3.) Energy can be used to make mass out of literally nothing other than pure energy itself. The final meaning of E = mc² is arguably the most profound. If you take two billiard balls and smash them together, you get two billiard balls out. If you take a photon and an electron and smash them together, you get a photon and an electron out. If you smash two protons together, you’ll get two protons out. But if you smash two protons together with enough energy, you’ll have a chance to get two protons plus a new matter-antimatter pair of particles out. In other words, you will have created two new massive particles:

• a matter particle, such as an electron, proton, neutron, etc.,
• and an antimatter particle, such as a positron, antiproton, antineutron, etc.,

whose existence can only arise if you put in enough energy to begin with.

This is exactly the mechanism by which particle accelerators, like the LHC at CERN, search for new, unstable, high-energy particles (like the Higgs boson or the top quark) in the first place: by making new particles out of pure energy. The mass that you can create comes from the available energy: m = E/c². (It also means that if your particle has a finite lifetime, then due to Heisenberg’s uncertainty principle, there’s an inherent unknowability to its mass, since ∆Et ~ħ, and therefore there’s a corresponding ∆m that arises from Einstein’s E = mc², too.) When physicists talk about a particle’s width, this inherent mass uncertainty is a primary contributor to why all particles of the same species don’t have exactly the same measured mass.

Interestingly enough, it was the very fact of this mass-energy equivalence that also led Einstein to what many consider his greatest scientific achievement: general relativity. One way to think about this is as follows. Imagine that you have, in your possession, two particles: a particle of matter and a particle of antimatter, each with the same rest mass. If these two particles (or, technically, this particle and antiparticle) meet, there’s a strong chance that they’ll annihilate, and when they do, they’ll produce two photons, each of a specific amount of energy: the energy given by Einstein’s mass-energy equivalence equation, E = mc².

Now, imagine that instead of these particles being initially at rest, you concocted a scenario where both members of this particle/antiparticle pair were moving rapidly, as though they had fallen from high up in outer space, and then annihilated close to the surface of Earth. What type of photons would we then produce?

Would those photons only have the energy, E, that you’d expect from Einstein’s E = mc²? No, that would violate the conservation of energy.
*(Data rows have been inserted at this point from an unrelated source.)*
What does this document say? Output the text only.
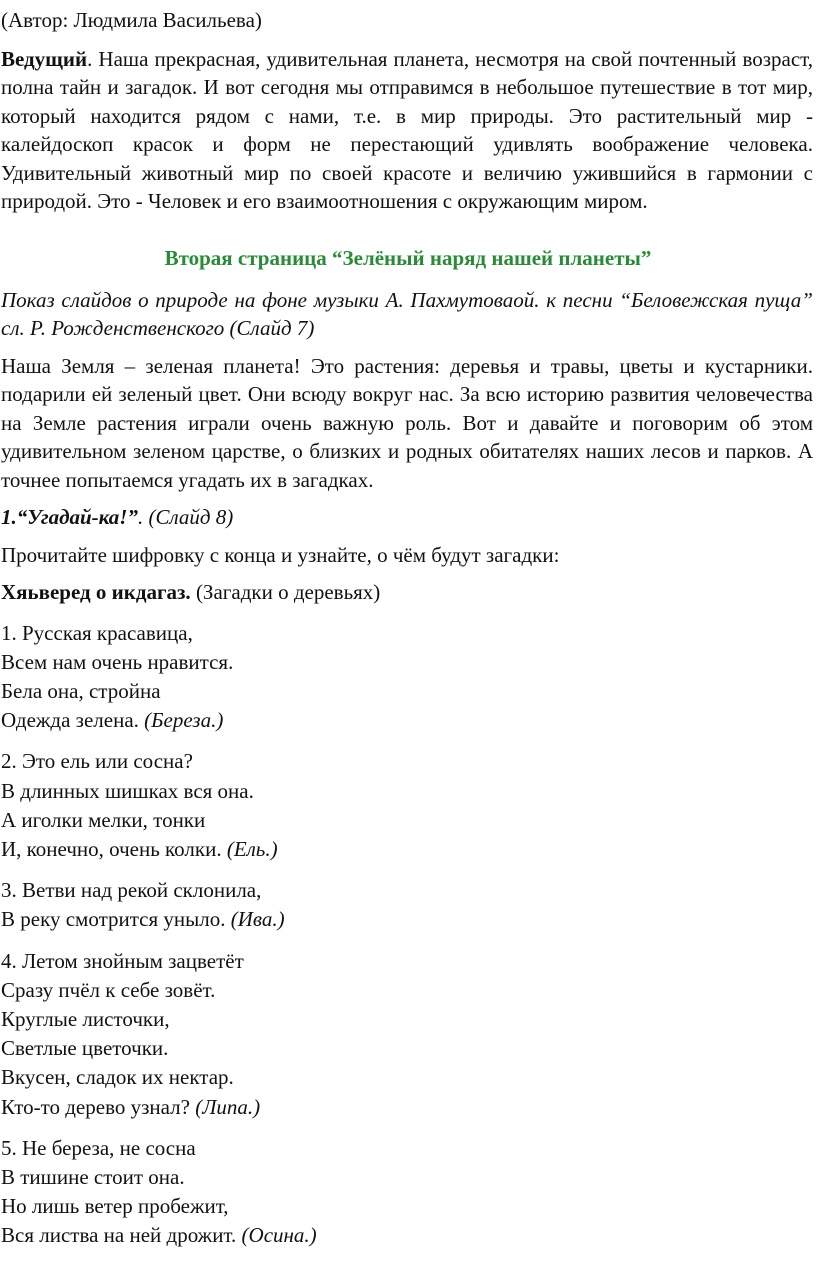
(Автор: Людмила Васильева)

Ведущий. Наша прекрасная, удивительная планета, несмотря на свой почтенный возраст, полна тайн и загадок. И вот сегодня мы отправимся в небольшое путешествие в тот мир, который находится рядом с нами, т.е. в мир природы. Это растительный мир - калейдоскоп красок и форм не перестающий удивлять воображение человека. Удивительный животный мир по своей красоте и величию ужившийся в гармонии с природой. Это - Человек и его взаимоотношения с окружающим миром.

Вторая страница “Зелёный наряд нашей планеты”

Показ слайдов о природе на фоне музыки А. Пахмутоваой. к песни “Беловежская пуща” сл. Р. Рожденственского (Слайд 7)

Наша Земля – зеленая планета! Это растения: деревья и травы, цветы и кустарники. подарили ей зеленый цвет. Они всюду вокруг нас. За всю историю развития человечества на Земле растения играли очень важную роль. Вот и давайте и поговорим об этом удивительном зеленом царстве, о близких и родных обитателях наших лесов и парков. А точнее попытаемся угадать их в загадках.

1.“Угадай-ка!”. (Слайд 8)

Прочитайте шифровку с конца и узнайте, о чём будут загадки:

Хяьверед о икдагаз. (Загадки о деревьях)

1. Русская красавица,
Всем нам очень нравится.
Бела она, стройна
Одежда зелена. (Береза.)
2. Это ель или сосна?
В длинных шишках вся она.
А иголки мелки, тонки
И, конечно, очень колки. (Ель.)
3. Ветви над рекой склонила,
В реку смотрится уныло. (Ива.)
4. Летом знойным зацветёт
Сразу пчёл к себе зовёт.
Круглые листочки,
Светлые цветочки.
Вкусен, сладок их нектар.
Кто-то дерево узнал? (Липа.)
5. Не береза, не сосна
В тишине стоит она.
Но лишь ветер пробежит,
Вся листва на ней дрожит. (Осина.)
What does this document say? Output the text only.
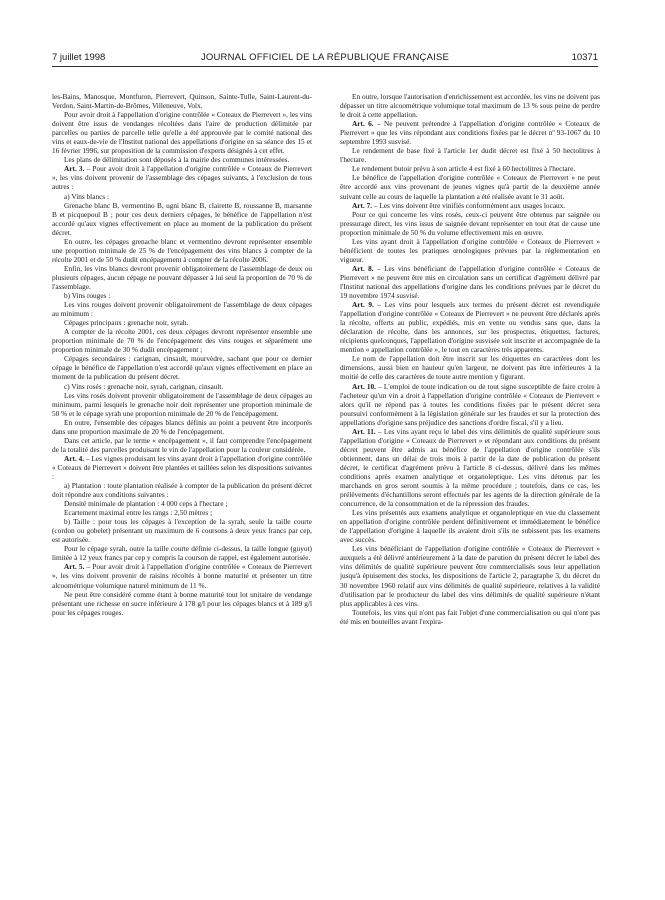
7 juillet 1998	JOURNAL OFFICIEL DE LA RÉPUBLIQUE FRANÇAISE	10371

les-Bains, Manosque, Montfuron, Pierrevert, Quinson, Sainte-Tulle, Saint-Laurent-du-Verdon, Saint-Martin-de-Brômes, Villeneuve, Volx.

Pour avoir droit à l'appellation d'origine contrôlée « Coteaux de Pierrevert », les vins doivent être issus de vendanges récoltées dans l'aire de production délimitée par parcelles ou parties de parcelle telle qu'elle a été approuvée par le comité national des vins et eaux-de-vie de l'Institut national des appellations d'origine en sa séance des 15 et 16 février 1996, sur proposition de la commission d'experts désignés à cet effet.

Les plans de délimitation sont déposés à la mairie des communes intéressées.

Art. 3. – Pour avoir droit à l'appellation d'origine contrôlée « Coteaux de Pierrevert », les vins doivent provenir de l'assemblage des cépages suivants, à l'exclusion de tous autres :

a) Vins blancs :

Grenache blanc B, vermentino B, ugni blanc B, clairette B, roussanne B, marsanne B et picquepoul B ; pour ces deux derniers cépages, le bénéfice de l'appellation n'est accordé qu'aux vignes effectivement en place au moment de la publication du présent décret.

En outre, les cépages grenache blanc et vermentino devront représenter ensemble une proportion minimale de 25 % de l'encépagement des vins blancs à compter de la récolte 2001 et de 50 % dudit encépagement à compter de la récolte 2006.

Enfin, les vins blancs devront provenir obligatoirement de l'assemblage de deux ou plusieurs cépages, aucun cépage ne pouvant dépasser à lui seul la proportion de 70 % de l'assemblage.

b) Vins rouges :

Les vins rouges doivent provenir obligatoirement de l'assemblage de deux cépages au minimum :

Cépages principaux : grenache noir, syrah.

A compter de la récolte 2001, ces deux cépages devront représenter ensemble une proportion minimale de 70 % de l'encépagement des vins rouges et séparément une proportion minimale de 30 % dudit encépagement ;

Cépages secondaires : carignan, cinsault, mourvèdre, sachant que pour ce dernier cépage le bénéfice de l'appellation n'est accordé qu'aux vignes effectivement en place au moment de la publication du présent décret.

c) Vins rosés : grenache noir, syrah, carignan, cinsault.

Les vins rosés doivent provenir obligatoirement de l'assemblage de deux cépages au minimum, parmi lesquels le grenache noir doit représenter une proportion minimale de 50 % et le cépage syrah une proportion minimale de 20 % de l'encépagement.

En outre, l'ensemble des cépages blancs définis au point a peuvent être incorporés dans une proportion maximale de 20 % de l'encépagement.

Dans cet article, par le terme « encépagement », il faut comprendre l'encépagement de la totalité des parcelles produisant le vin de l'appellation pour la couleur considérée.

Art. 4. – Les vignes produisant les vins ayant droit à l'appellation d'origine contrôlée « Coteaux de Pierrevert » doivent être plantées et taillées selon les dispositions suivantes :

a) Plantation : toute plantation réalisée à compter de la publication du présent décret doit répondre aux conditions suivantes :

Densité minimale de plantation : 4 000 ceps à l'hectare ;

Ecartement maximal entre les rangs : 2,50 mètres ;

b) Taille : pour tous les cépages à l'exception de la syrah, seule la taille courte (cordon ou gobelet) présentant un maximum de 6 coursons à deux yeux francs par cep, est autorisée.

Pour le cépage syrah, outre la taille courte définie ci-dessus, la taille longue (guyot) limitée à 12 yeux francs par cep y compris la courson de rappel, est également autorisée.

Art. 5. – Pour avoir droit à l'appellation d'origine contrôlée « Coteaux de Pierrevert », les vins doivent provenir de raisins récoltés à bonne maturité et présenter un titre alcoométrique volumique naturel minimum de 11 %.

Ne peut être considéré comme étant à bonne maturité tout lot unitaire de vendange présentant une richesse en sucre inférieure à 178 g/l pour les cépages blancs et à 189 g/l pour les cépages rouges.

En outre, lorsque l'autorisation d'enrichissement est accordée, les vins ne doivent pas dépasser un titre alcoométrique volumique total maximum de 13 % sous peine de perdre le droit à cette appellation.

Art. 6. – Ne peuvent prétendre à l'appellation d'origine contrôlée « Coteaux de Pierrevert » que les vins répondant aux conditions fixées par le décret nº 93-1067 du 10 septembre 1993 susvisé.

Le rendement de base fixé à l'article 1er dudit décret est fixé à 50 hectolitres à l'hectare.

Le rendement butoir prévu à son article 4 est fixé à 60 hectolitres à l'hectare.

Le bénéfice de l'appellation d'origine contrôlée « Coteaux de Pierrevert » ne peut être accordé aux vins provenant de jeunes vignes qu'à partir de la deuxième année suivant celle au cours de laquelle la plantation a été réalisée avant le 31 août.

Art. 7. – Les vins doivent être vinifiés conformément aux usages locaux.

Pour ce qui concerne les vins rosés, ceux-ci peuvent être obtenus par saignée ou pressurage direct, les vins issus de saignée devant représenter en tout état de cause une proportion minimale de 50 % du volume effectivement mis en œuvre.

Les vins ayant droit à l'appellation d'origine contrôlée « Coteaux de Pierrevert » bénéficient de toutes les pratiques œnologiques prévues par la réglementation en vigueur.

Art. 8. – Les vins bénéficiant de l'appellation d'origine contrôlée « Coteaux de Pierrevert » ne peuvent être mis en circulation sans un certificat d'agrément délivré par l'Institut national des appellations d'origine dans les conditions prévues par le décret du 19 novembre 1974 susvisé.

Art. 9. – Les vins pour lesquels aux termes du présent décret est revendiquée l'appellation d'origine contrôlée « Coteaux de Pierrevert » ne peuvent être déclarés après la récolte, offerts au public, expédiés, mis en vente ou vendus sans que, dans la déclaration de récolte, dans les annonces, sur les prospectus, étiquettes, factures, récipients quelconques, l'appellation d'origine susvisée soit inscrite et accompagnée de la mention « appellation contrôlée », le tout en caractères très apparents.

Le nom de l'appellation doit être inscrit sur les étiquettes en caractères dont les dimensions, aussi bien en hauteur qu'en largeur, ne doivent pas être inférieures à la moitié de celle des caractères de toute autre mention y figurant.

Art. 10. – L'emploi de toute indication ou de tout signe susceptible de faire croire à l'acheteur qu'un vin a droit à l'appellation d'origine contrôlée « Coteaux de Pierrevert » alors qu'il ne répond pas à toutes les conditions fixées par le présent décret sera poursuivi conformément à la législation générale sur les fraudes et sur la protection des appellations d'origine sans préjudice des sanctions d'ordre fiscal, s'il y a lieu.

Art. 11. – Les vins ayant reçu le label des vins délimités de qualité supérieure sous l'appellation d'origine « Coteaux de Pierrevert » et répondant aux conditions du présent décret peuvent être admis au bénéfice de l'appellation d'origine contrôlée s'ils obtiennent, dans un délai de trois mois à partir de la date de publication du présent décret, le certificat d'agrément prévu à l'article 8 ci-dessus, délivré dans les mêmes conditions après examen analytique et organoleptique. Les vins détenus par les marchands en gros seront soumis à la même procédure ; toutefois, dans ce cas, les prélèvements d'échantillons seront effectués par les agents de la direction générale de la concurrence, de la consommation et de la répression des fraudes.

Les vins présentés aux examens analytique et organoleptique en vue du classement en appellation d'origine contrôlée perdent définitivement et immédiatement le bénéfice de l'appellation d'origine à laquelle ils avaient droit s'ils ne subissent pas les examens avec succès.

Les vins bénéficiant de l'appellation d'origine contrôlée « Coteaux de Pierrevert » auxquels a été délivré antérieurement à la date de parution du présent décret le label des vins délimités de qualité supérieure peuvent être commercialisés sous leur appellation jusqu'à épuisement des stocks, les dispositions de l'article 2, paragraphe 3, du décret du 30 novembre 1960 relatif aux vins délimités de qualité supérieure, relatives à la validité d'utilisation par le producteur du label des vins délimités de qualité supérieure n'étant plus applicables à ces vins.

Toutefois, les vins qui n'ont pas fait l'objet d'une commercialisation ou qui n'ont pas été mis en bouteilles avant l'expira-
Instead, those photons would now have extra energy: not just the E from E = mc², but the additional E from the amount of kinetic energy they gained by falling: via the conversion of gravitational potential energy into kinetic energy, or the energy of their motion.

In order to obey the conservation of energy, we have to understand that a particle’s energy isn’t just the “rest mass” portion of the equation, which is E = mc², but that there’s also all the other types of energy present, including gravitational energy and kinetic energy. For photons, which are massless, the energy of a photon is directly related to its wavelength, and therefore, if a photon “climbs out” of a gravitational field, it will experience gravitational redshift, as its wavelength lengthens as it loses energy. Similarly, if a photon “falls deeper into” a gravitational field, it must gain energy, which means it experiences a gravitational blueshift, which shortens its wavelength.

In Newtonian gravity, there’s no way to account for this effect, but in Einstein’s general relativity, the curvature of space implies that falling into a gravitational field makes you gain energy, whereas climbing out of a gravitational field, conversely, makes you lose energy.

The full and general relationship, then, for any moving object, isn’t just E = mc², which turns out to be only half of the full equation. Instead, the full equation relating energy to mass is E² = m²c p²c², where p is momentum of the particle or object in question. (This even works for massless particles, like photons, which do carry energy through their momentum.) Only by generalizing our conception of reality to include energy, momentum, and gravity can we fully describe the Universe.

When the momentum of any particle (or set of particles) gets set to zero, which can happen for any particle (or antiparticle) with a non-zero rest mass, we then swiftly recover Einstein’s mass-energy-equivalence equation in its original form: E = mc². By starting with fewer particles (and/or antiparticles) with either a great amount of momentum or with a large amount of energy added to (or pumped into) them, we can literally create particle-antiparticle pairs if enough energy is available, where those new particles can have a rest mass (m) up to the amount of available energy (E/c²) needed to create them.

But the start of all of that, of the knowledge of antimatter, of nuclear reactions, of the gravitational behavior of particles without mass, and even of general relativity can all trace back its origin to Einstein’s greatest and most well-known equation, E = mc². The equivalence of mass and energy is truly a triumph of the power and simplicity of fundamental physics. Matter, of all types, has an inherent amount of energy to it. Any particle with mass can be converted, under the right conditions, into energy that can be used for an enormous variety of both constructive and destructive purposes. And finally, energy alone is the only necessary ingredient for the creation of massive objects that did not exist previously.

It was by thinking about problems in this exact fashion that generations of subsequent physicists were able to:

• discover the fundamental particles that compose our Universe,
• to invent both nuclear power and nuclear weapons,
• and to discover the theory of gravity that describes how every object in the Universe interacts.

Remarkably, the key to figuring this equation out lies in a simple thought experiment that is rooted in putting two key assumptions together: that whenever particles interact, both energy and momentum must be conserved. The rest is just an inevitable consequence of the Universe’s laws and rules, which work exactly as Einstein speculated they ought to more than 100 years ago.